Methods for evaluating inference algorithms

Methods for evaluating inference algorithms June, 2005 Omer Berkman Tel Aviv University, Israel.

Introduction • A central goal of molecular biology is to understand the regulatory mechanisms of gene transcription and protein synthesis. • One major goal of functional genomics research is to take large sets of biological data and elucidate functional interactions between elements in a causal pathway or network. • The invention of DNA microarrays, which measure the abundance of thousands of mRNA targets simultaneously, has been an important milestone. • Many approaches to the reverse engineering of genetic regulatory networks from gene expression data have been explored.

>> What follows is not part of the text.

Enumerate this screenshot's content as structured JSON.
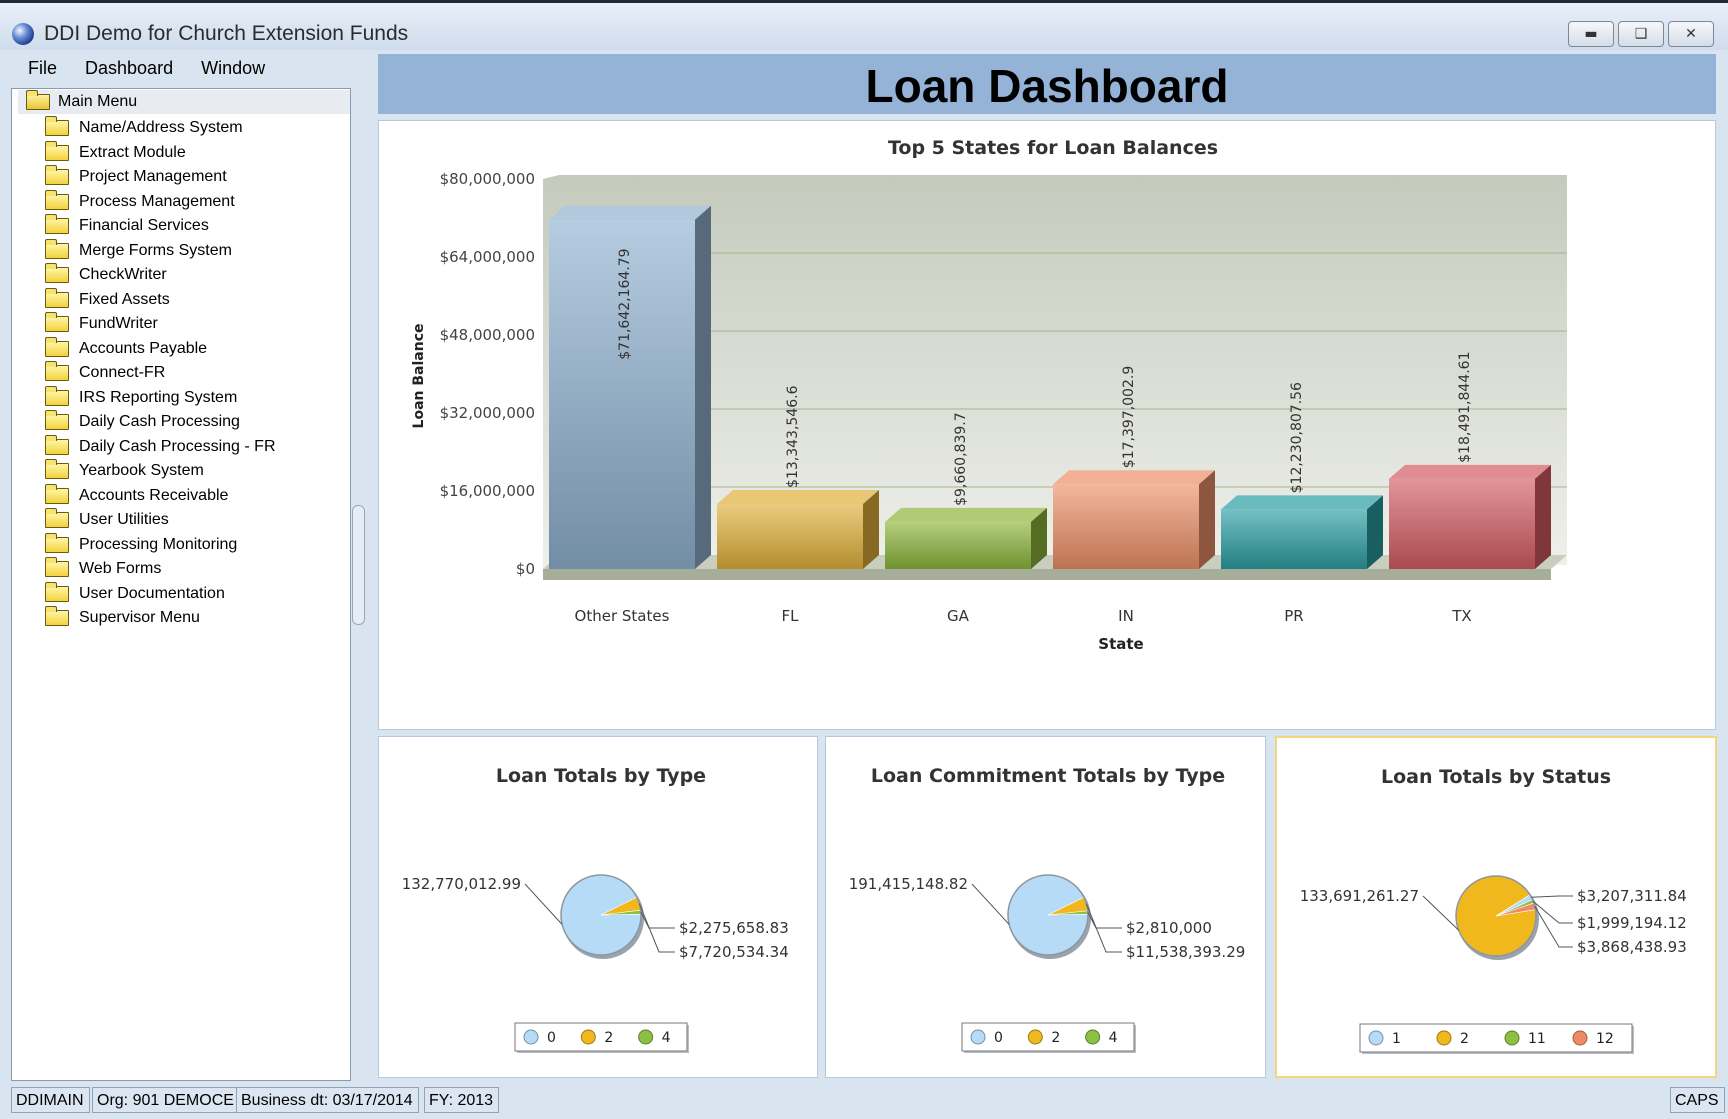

Reminder of the problem • Interactions between thousands of genes have to be learned from short time series of typically only about a dozen measurements. When can genetic networks be identified from microarray data? • According to Zak et al. (2002) – not too soon: Identifying the network architecture may only be possible when a rich microarray time course is coupled with a priori biological information.

Is the inference possible? • It is not clear whether an elicitation of biological structures from expression data is at all possible (whether the posterior probabilities over structures can be expected to be sufficiently informative). • Most studies assess the inference results by comparing predicted regulatory interactions with those known from the biological literature. • This approach is controversial due to the absence of known gold standards, which renders the estimation unreliable and difficult.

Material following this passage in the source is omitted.